Sunday, July 10, 2011

15 minute Asian Noodles

This dish is delicious and tasted just like take out lo-mein (one of our favs).  It is also great to make when you need to clean some veggies out of the fridge.  It can add up a little the first time you make it buying the sauces and stuff but they keep well in the fridge make it easy to whip up again.  I didn't buy the Maggi sauce but apparently from what I've read it's delicious and I will probably get it for the next time I make it.  We used a wok like the recipe suggested but I'm sure you can use a skillet.  If you use a wok just remember it cooks hot and fast.


Ingredients: (remember put any veggie in you want)
1/2 c sliced mushrooms
2 carrots - thinly sliced
1/2 c zucchini
1/4 c onion or scallions
1 lb Asian noodles - I just bought dried lo-mein ones in the Asian aisle
2 tablespoons oyster sauce
1 teaspoon Maggi sauce (substitute with 2 tsp soy sauce)
1 tablespoon Chinese rice wine (substitute with dry sherry)
2 tablespoon cooking oil (canola or vegetable)

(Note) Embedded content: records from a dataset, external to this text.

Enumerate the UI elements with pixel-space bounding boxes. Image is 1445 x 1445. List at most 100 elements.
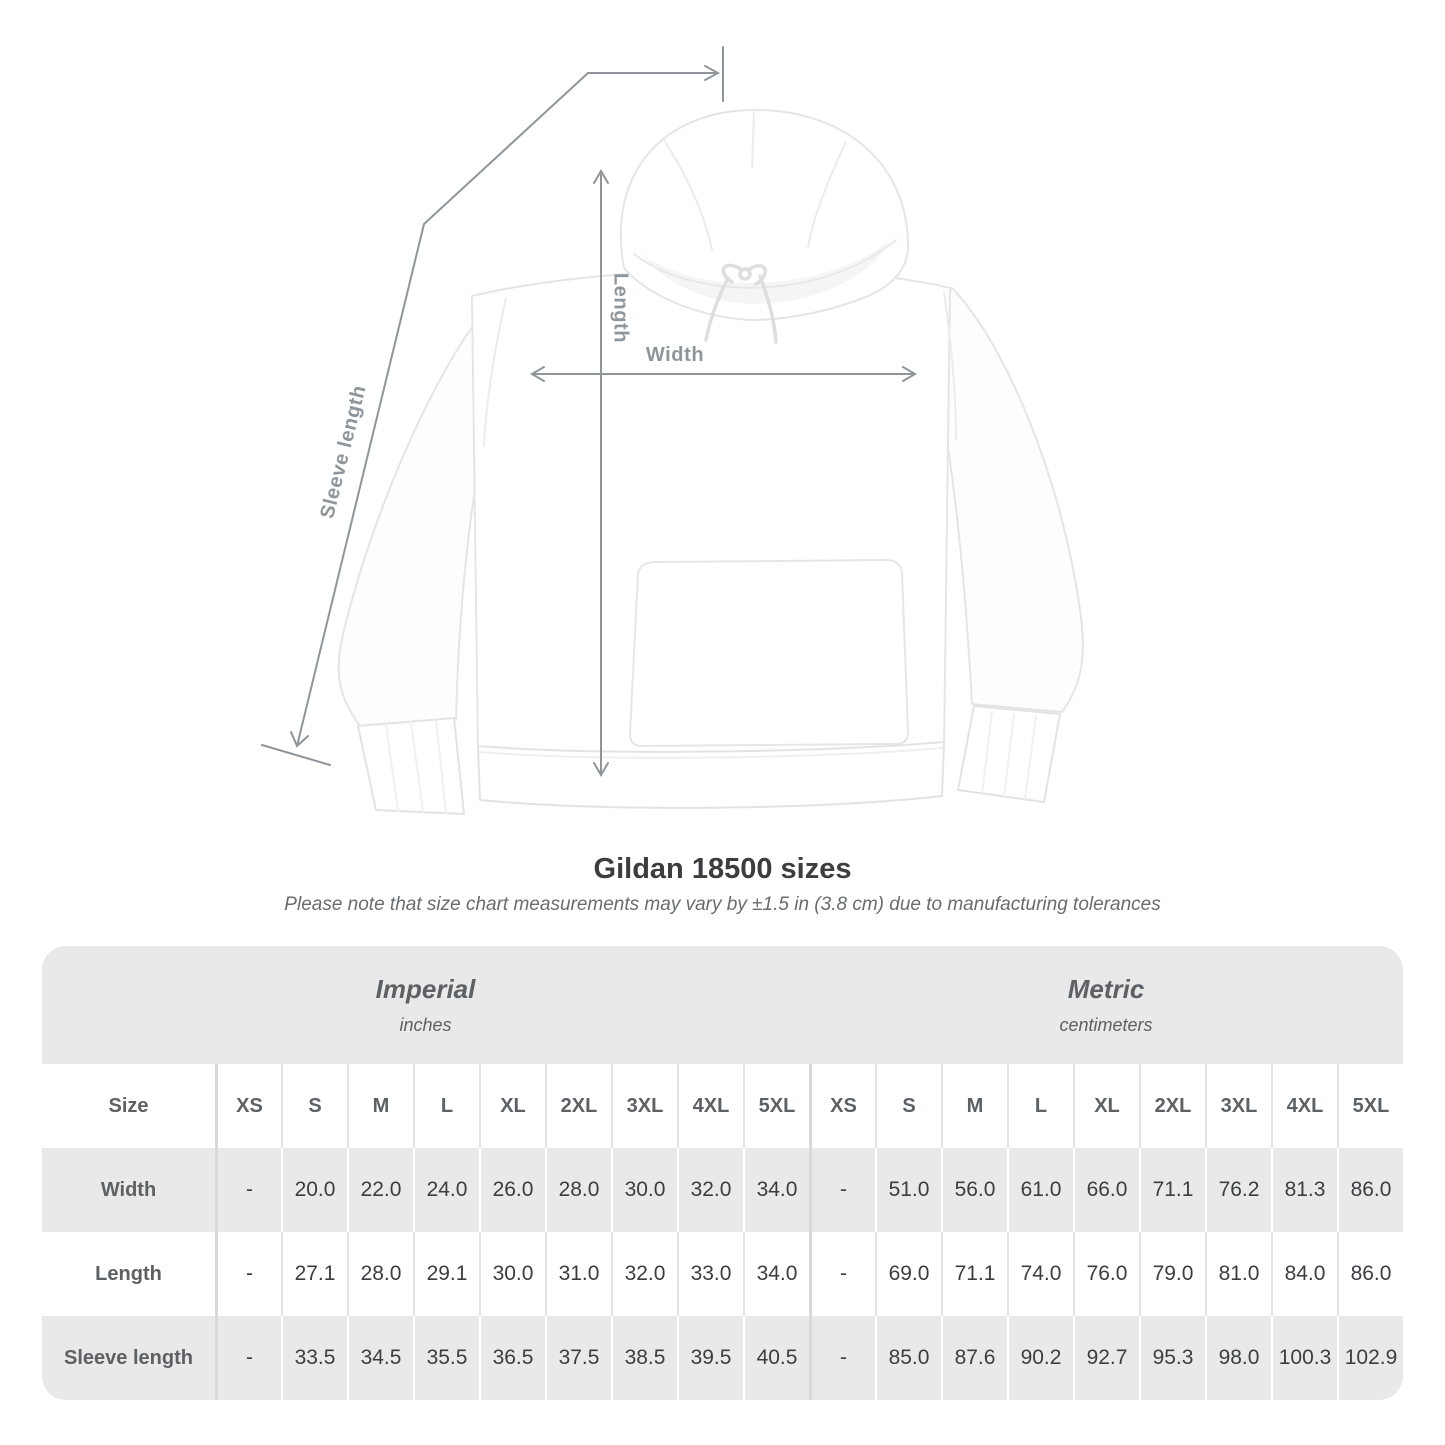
drawstrings <box>704 263 778 344</box>
value-cell: 87.6 <box>941 1316 1007 1400</box>
value-cell: 38.5 <box>611 1316 677 1400</box>
size-header-cell: 4XL <box>1271 1064 1337 1148</box>
width-dimension-label: Width <box>645 344 705 366</box>
value-cell: 84.0 <box>1271 1232 1337 1316</box>
size-header-cell: 2XL <box>1139 1064 1205 1148</box>
value-cell: 35.5 <box>413 1316 479 1400</box>
value-cell: 79.0 <box>1139 1232 1205 1316</box>
value-cell: 33.0 <box>677 1232 743 1316</box>
value-cell: 102.9 <box>1337 1316 1403 1400</box>
value-cell: 20.0 <box>281 1148 347 1232</box>
kangaroo-pocket <box>629 559 909 747</box>
value-cell: 71.1 <box>941 1232 1007 1316</box>
hood-opening-shadow <box>640 240 890 304</box>
size-table: Imperial inches Metric centimeters Size … <box>42 946 1403 1400</box>
metric-label: Metric <box>1067 973 1145 1004</box>
page-title: Gildan 18500 sizes <box>593 853 852 885</box>
unit-group-row: Imperial inches Metric centimeters <box>42 946 1403 1064</box>
value-cell: 34.0 <box>743 1232 809 1316</box>
value-cell: 81.3 <box>1271 1148 1337 1232</box>
value-cell: - <box>809 1148 875 1232</box>
size-header-cell: M <box>347 1064 413 1148</box>
size-header-cell: 4XL <box>677 1064 743 1148</box>
right-sleeve <box>923 287 1084 713</box>
value-cell: 81.0 <box>1205 1232 1271 1316</box>
value-cell: 100.3 <box>1271 1316 1337 1400</box>
value-cell: - <box>809 1316 875 1400</box>
size-header-cell: 2XL <box>545 1064 611 1148</box>
value-cell: 98.0 <box>1205 1316 1271 1400</box>
value-cell: 30.0 <box>611 1148 677 1232</box>
row-label: Length <box>42 1232 215 1316</box>
value-cell: 86.0 <box>1337 1148 1403 1232</box>
sleeve-length-row: Sleeve length - 33.5 34.5 35.5 36.5 37.5… <box>42 1316 1403 1400</box>
value-cell: 31.0 <box>545 1232 611 1316</box>
width-row: Width - 20.0 22.0 24.0 26.0 28.0 30.0 32… <box>42 1148 1403 1232</box>
size-header-cell: S <box>875 1064 941 1148</box>
size-header-cell: L <box>1007 1064 1073 1148</box>
size-header-cell: M <box>941 1064 1007 1148</box>
size-header-cell: XL <box>1073 1064 1139 1148</box>
size-header-cell: XS <box>809 1064 875 1148</box>
value-cell: 61.0 <box>1007 1148 1073 1232</box>
value-cell: 22.0 <box>347 1148 413 1232</box>
value-cell: 76.0 <box>1073 1232 1139 1316</box>
value-cell: 40.5 <box>743 1316 809 1400</box>
metric-group-header: Metric centimeters <box>809 946 1403 1064</box>
size-header-cell: L <box>413 1064 479 1148</box>
dimension-arrows <box>261 46 917 777</box>
size-header-row: Size XS S M L XL 2XL 3XL 4XL 5XL XS S M … <box>42 1064 1403 1148</box>
value-cell: 33.5 <box>281 1316 347 1400</box>
value-cell: 86.0 <box>1337 1232 1403 1316</box>
value-cell: 24.0 <box>413 1148 479 1232</box>
value-cell: 90.2 <box>1007 1316 1073 1400</box>
imperial-group-header: Imperial inches <box>42 946 809 1064</box>
hoodie-illustration <box>261 46 1084 815</box>
size-header-cell: 5XL <box>743 1064 809 1148</box>
tolerance-note: Please note that size chart measurements… <box>284 894 1161 915</box>
value-cell: 71.1 <box>1139 1148 1205 1232</box>
size-header-cell: S <box>281 1064 347 1148</box>
size-header-cell: XL <box>479 1064 545 1148</box>
value-cell: 29.1 <box>413 1232 479 1316</box>
value-cell: 32.0 <box>677 1148 743 1232</box>
value-cell: - <box>215 1316 281 1400</box>
sleeve-length-arrow <box>296 72 717 747</box>
value-cell: 92.7 <box>1073 1316 1139 1400</box>
value-cell: - <box>215 1232 281 1316</box>
value-cell: 30.0 <box>479 1232 545 1316</box>
value-cell: 37.5 <box>545 1316 611 1400</box>
hem-band <box>477 741 945 809</box>
value-cell: - <box>215 1148 281 1232</box>
value-cell: 74.0 <box>1007 1232 1073 1316</box>
value-cell: 28.0 <box>347 1232 413 1316</box>
size-header-cell: 5XL <box>1337 1064 1403 1148</box>
value-cell: 32.0 <box>611 1232 677 1316</box>
value-cell: 51.0 <box>875 1148 941 1232</box>
value-cell: 56.0 <box>941 1148 1007 1232</box>
value-cell: 76.2 <box>1205 1148 1271 1232</box>
value-cell: 36.5 <box>479 1316 545 1400</box>
size-table-wrap: Imperial inches Metric centimeters Size … <box>42 946 1403 1400</box>
value-cell: 26.0 <box>479 1148 545 1232</box>
value-cell: 85.0 <box>875 1316 941 1400</box>
value-cell: 27.1 <box>281 1232 347 1316</box>
length-dimension-label: Length <box>609 272 632 344</box>
value-cell: 95.3 <box>1139 1316 1205 1400</box>
row-label: Width <box>42 1148 215 1232</box>
value-cell: - <box>809 1232 875 1316</box>
imperial-sublabel: inches <box>399 1014 452 1035</box>
size-header-cell: 3XL <box>611 1064 677 1148</box>
left-cuff <box>357 717 465 815</box>
size-column-header: Size <box>42 1064 215 1148</box>
value-cell: 69.0 <box>875 1232 941 1316</box>
value-cell: 34.5 <box>347 1316 413 1400</box>
size-header-cell: 3XL <box>1205 1064 1271 1148</box>
value-cell: 66.0 <box>1073 1148 1139 1232</box>
row-label: Sleeve length <box>42 1316 215 1400</box>
value-cell: 39.5 <box>677 1316 743 1400</box>
size-header-cell: XS <box>215 1064 281 1148</box>
metric-sublabel: centimeters <box>1059 1014 1153 1035</box>
length-row: Length - 27.1 28.0 29.1 30.0 31.0 32.0 3… <box>42 1232 1403 1316</box>
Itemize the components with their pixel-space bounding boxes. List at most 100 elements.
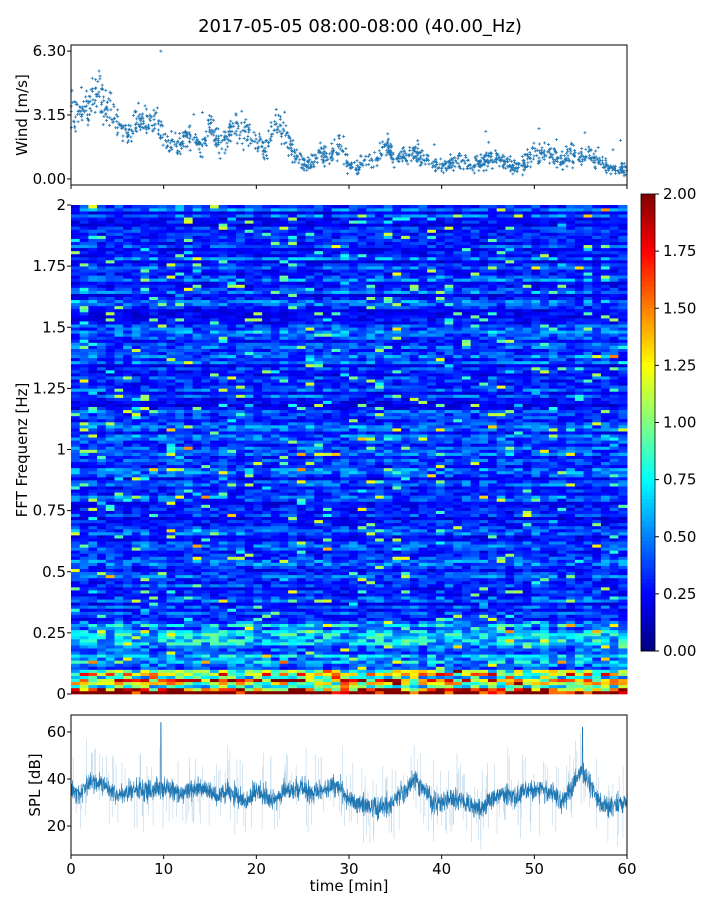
heatmap-cell xyxy=(219,550,228,553)
heatmap-cell xyxy=(88,633,97,636)
heatmap-cell xyxy=(479,584,488,587)
heatmap-cell xyxy=(340,676,349,679)
heatmap-cell xyxy=(175,660,184,663)
heatmap-cell xyxy=(488,547,497,550)
wind-point xyxy=(611,148,614,151)
heatmap-cell xyxy=(375,608,384,611)
heatmap-cell xyxy=(514,627,523,630)
heatmap-cell xyxy=(306,627,315,630)
heatmap-cell xyxy=(71,608,80,611)
heatmap-cell xyxy=(566,556,575,559)
heatmap-cell xyxy=(401,523,410,526)
heatmap-cell xyxy=(584,639,593,642)
heatmap-cell xyxy=(471,611,480,614)
heatmap-cell xyxy=(575,615,584,618)
heatmap-cell xyxy=(280,587,289,590)
heatmap-cell xyxy=(332,578,341,581)
heatmap-cell xyxy=(618,550,627,553)
heatmap-cell xyxy=(332,602,341,605)
heatmap-cell xyxy=(601,596,610,599)
heatmap-cell xyxy=(401,529,410,532)
heatmap-cell xyxy=(297,572,306,575)
heatmap-cell xyxy=(288,663,297,666)
wind-point xyxy=(249,142,252,145)
wind-point xyxy=(157,132,160,135)
heatmap-cell xyxy=(488,605,497,608)
heatmap-cell xyxy=(566,578,575,581)
heatmap-cell xyxy=(566,553,575,556)
heatmap-cell xyxy=(401,673,410,676)
wind-point xyxy=(220,147,223,150)
heatmap-cell xyxy=(419,572,428,575)
heatmap-cell xyxy=(566,602,575,605)
wind-point xyxy=(344,147,347,150)
heatmap-cell xyxy=(245,560,254,563)
heatmap-cell xyxy=(201,550,210,553)
heatmap-cell xyxy=(419,663,428,666)
heatmap-cell xyxy=(419,618,428,621)
heatmap-cell xyxy=(332,660,341,663)
heatmap-cell xyxy=(575,575,584,578)
heatmap-cell xyxy=(314,529,323,532)
heatmap-cell xyxy=(245,636,254,639)
heatmap-cell xyxy=(314,636,323,639)
heatmap-cell xyxy=(618,587,627,590)
wind-point xyxy=(169,141,172,144)
heatmap-cell xyxy=(306,584,315,587)
heatmap-cell xyxy=(167,673,176,676)
heatmap-cell xyxy=(366,581,375,584)
heatmap-cell xyxy=(340,642,349,645)
heatmap-cell xyxy=(584,575,593,578)
heatmap-cell xyxy=(236,660,245,663)
heatmap-cell xyxy=(175,563,184,566)
heatmap-cell xyxy=(167,639,176,642)
heatmap-cell xyxy=(340,663,349,666)
wind-point xyxy=(521,173,524,176)
heatmap-cell xyxy=(106,572,115,575)
heatmap-cell xyxy=(271,532,280,535)
heatmap-cell xyxy=(184,663,193,666)
wind-point xyxy=(166,145,169,148)
heatmap-cell xyxy=(505,627,514,630)
heatmap-cell xyxy=(575,605,584,608)
heatmap-cell xyxy=(349,575,358,578)
heatmap-cell xyxy=(392,587,401,590)
heatmap-cell xyxy=(340,654,349,657)
wind-point xyxy=(270,121,273,124)
heatmap-cell xyxy=(193,611,202,614)
heatmap-cell xyxy=(332,636,341,639)
heatmap-cell xyxy=(280,596,289,599)
heatmap-cell xyxy=(601,691,610,694)
heatmap-cell xyxy=(618,660,627,663)
heatmap-cell xyxy=(523,639,532,642)
heatmap-cell xyxy=(558,691,567,694)
wind-point xyxy=(130,140,133,143)
heatmap-cell xyxy=(558,556,567,559)
heatmap-cell xyxy=(201,575,210,578)
heatmap-cell xyxy=(601,666,610,669)
heatmap-cell xyxy=(210,682,219,685)
heatmap-cell xyxy=(392,578,401,581)
heatmap-cell xyxy=(436,584,445,587)
heatmap-cell xyxy=(193,663,202,666)
heatmap-cell xyxy=(184,660,193,663)
wind-point xyxy=(240,122,243,125)
heatmap-cell xyxy=(132,673,141,676)
heatmap-cell xyxy=(297,666,306,669)
heatmap-cell xyxy=(97,584,106,587)
heatmap-cell xyxy=(314,560,323,563)
wind-point xyxy=(438,163,441,166)
heatmap-cell xyxy=(227,575,236,578)
heatmap-cell xyxy=(471,526,480,529)
heatmap-cell xyxy=(158,676,167,679)
heatmap-cell xyxy=(245,599,254,602)
heatmap-cell xyxy=(540,575,549,578)
heatmap-cell xyxy=(245,526,254,529)
heatmap-cell xyxy=(280,560,289,563)
heatmap-cell xyxy=(427,679,436,682)
heatmap-cell xyxy=(410,682,419,685)
wind-point xyxy=(104,89,107,92)
heatmap-cell xyxy=(566,645,575,648)
heatmap-cell xyxy=(193,660,202,663)
heatmap-cell xyxy=(332,544,341,547)
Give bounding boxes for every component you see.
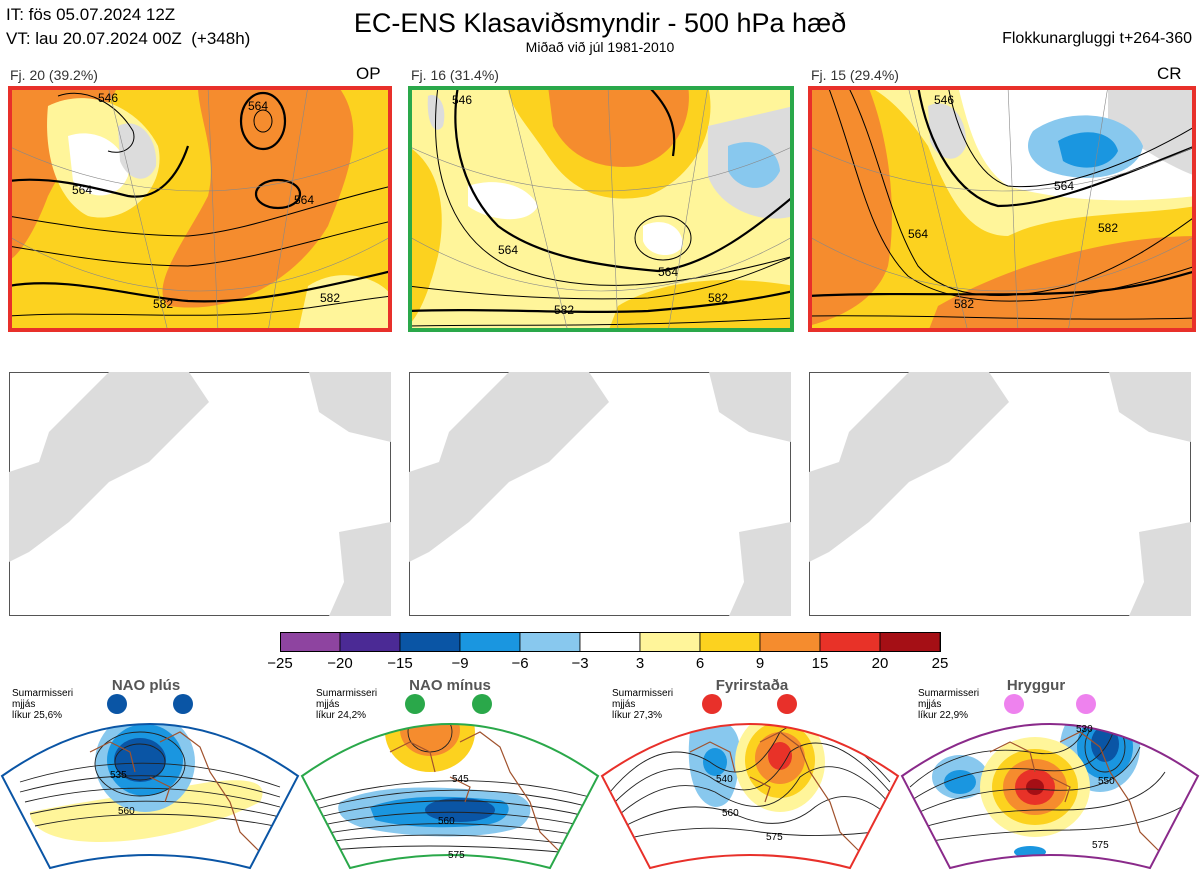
colorbar-swatch (579, 632, 641, 652)
basemap-3 (809, 372, 1191, 616)
cluster-3-contour-582a: 582 (954, 297, 974, 311)
regime-4-dot-a (1004, 694, 1024, 714)
cluster-2-map: 546 564 564 582 582 (408, 86, 794, 332)
colorbar-swatch (459, 632, 521, 652)
regime-3-contour-540: 540 (716, 774, 733, 785)
regime-1-dot-b (173, 694, 193, 714)
colorbar-tick: −3 (571, 655, 589, 672)
colorbar-swatch (699, 632, 761, 652)
cluster-1-contour-546: 546 (98, 91, 118, 105)
basemap-2 (409, 372, 791, 616)
regime-1-title: NAO plús (111, 677, 181, 694)
regime-3-map: 540 560 575 (600, 694, 900, 870)
regime-2-note: Sumarmisseri mjjás líkur 24,2% (316, 688, 378, 721)
cluster-3-label: Fj. 15 (29.4%) (811, 67, 899, 83)
cluster-1-contour-564c: 564 (294, 193, 314, 207)
page-title: EC-ENS Klasaviðsmyndir - 500 hPa hæð (353, 8, 847, 38)
cluster-3-contour-564a: 564 (908, 227, 928, 241)
cluster-3-contour-546: 546 (934, 93, 954, 107)
regime-3-title: Fyrirstaða (715, 677, 789, 694)
colorbar-swatch (759, 632, 821, 652)
regime-2-dot-a (405, 694, 425, 714)
colorbar-swatch (399, 632, 461, 652)
cluster-1-frame (8, 86, 392, 332)
regime-3-dot-b (777, 694, 797, 714)
regime-1-contour-535: 535 (110, 770, 127, 781)
colorbar-tick: 9 (755, 655, 765, 672)
cluster-1-contour-564a: 564 (248, 99, 268, 113)
regime-4-contour-575: 575 (1092, 840, 1109, 851)
colorbar-tick: −6 (511, 655, 529, 672)
colorbar-tick: −9 (451, 655, 469, 672)
colorbar-tick: 15 (811, 655, 829, 672)
regime-2-contour-560: 560 (438, 816, 455, 827)
colorbar-tick: 25 (931, 655, 949, 672)
regime-1-note: Sumarmisseri mjjás líkur 25,6% (12, 688, 74, 721)
cluster-2-frame (408, 86, 794, 332)
regime-1-contour-560: 560 (118, 806, 135, 817)
regime-1-dot-a (107, 694, 127, 714)
cluster-2-contour-564b: 564 (658, 265, 678, 279)
cluster-2-label: Fj. 16 (31.4%) (411, 67, 499, 83)
cluster-2-contour-564a: 564 (498, 243, 518, 257)
regime-3-dot-a (702, 694, 722, 714)
regime-4-map: 530 550 575 (900, 694, 1200, 870)
colorbar-tick: 20 (871, 655, 889, 672)
colorbar-tick: −15 (387, 655, 413, 672)
colorbar-tick: −25 (267, 655, 293, 672)
cluster-3-tag: CR (1157, 64, 1182, 83)
cluster-3-frame (808, 86, 1196, 332)
regime-2-contour-575: 575 (448, 850, 465, 861)
cluster-1-contour-582a: 582 (153, 297, 173, 311)
cluster-3-contour-582b: 582 (1098, 221, 1118, 235)
cluster-1-tag: OP (356, 64, 381, 83)
regime-1-map: 535 560 (0, 694, 300, 870)
colorbar-tick: −20 (327, 655, 353, 672)
colorbar-swatch (519, 632, 581, 652)
basemap-1 (9, 372, 391, 616)
regime-4-title: Hryggur (1006, 677, 1066, 694)
colorbar-swatch (339, 632, 401, 652)
valid-time: VT: lau 20.07.2024 00Z (+348h) (6, 29, 251, 48)
regime-3-contour-575: 575 (766, 832, 783, 843)
page-subtitle: Miðað við júl 1981-2010 (525, 39, 675, 55)
regime-2-contour-545: 545 (452, 774, 469, 785)
regime-2-map: 545 560 575 (300, 694, 600, 870)
regime-3-note: Sumarmisseri mjjás líkur 27,3% (612, 688, 674, 721)
regime-4-contour-530: 530 (1076, 724, 1093, 735)
regime-4-contour-550: 550 (1098, 776, 1115, 787)
colorbar-swatch (879, 632, 941, 652)
colorbar-tick: 3 (635, 655, 645, 672)
cluster-1-contour-582b: 582 (320, 291, 340, 305)
colorbar (280, 632, 941, 652)
regime-3-contour-560: 560 (722, 808, 739, 819)
cluster-3-map: 546 564 564 582 582 (808, 86, 1196, 332)
regime-2-dot-b (472, 694, 492, 714)
cluster-2-contour-582b: 582 (708, 291, 728, 305)
cluster-1-contour-564b: 564 (72, 183, 92, 197)
cluster-2-contour-582a: 582 (554, 303, 574, 317)
colorbar-swatch (639, 632, 701, 652)
init-time: IT: fös 05.07.2024 12Z (6, 5, 176, 24)
cluster-1-map: 546 564 564 564 582 582 (8, 86, 392, 332)
cluster-2-contour-546: 546 (452, 93, 472, 107)
regime-4-dot-b (1076, 694, 1096, 714)
cluster-1-label: Fj. 20 (39.2%) (10, 67, 98, 83)
colorbar-swatch (280, 632, 341, 652)
colorbar-tick: 6 (695, 655, 705, 672)
cluster-window: Flokkunargluggi t+264-360 (1002, 30, 1192, 47)
cluster-3-contour-564b: 564 (1054, 179, 1074, 193)
regime-2-title: NAO mínus (409, 677, 491, 694)
regime-4-note: Sumarmisseri mjjás líkur 22,9% (918, 688, 980, 721)
colorbar-swatch (819, 632, 881, 652)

1. Boil water and cook noodles according to package directions (timing depends on thickness of noodles). Be sure to stir and separate noodles as they cook. Reserve 1/4 cup of hot noodle water. Drain noodles, set aside. While water is boiling, thinly slice your vegetables. Multitask!
2. Heat wok or large fry pan over high heat. When hot, add cooking oil. Add scallions/onions, fry for 10 seconds. Add carrots and any firmer veggies you are adding, fry until softened, 30 seconds. Add mushrooms and softer veggies, fry 30 seconds.
3. Add oyster, Maggi, rice wine and the reserved hot water. Cook for 30 seconds. Add your noodles, fry another minute to incorporate all ingredients.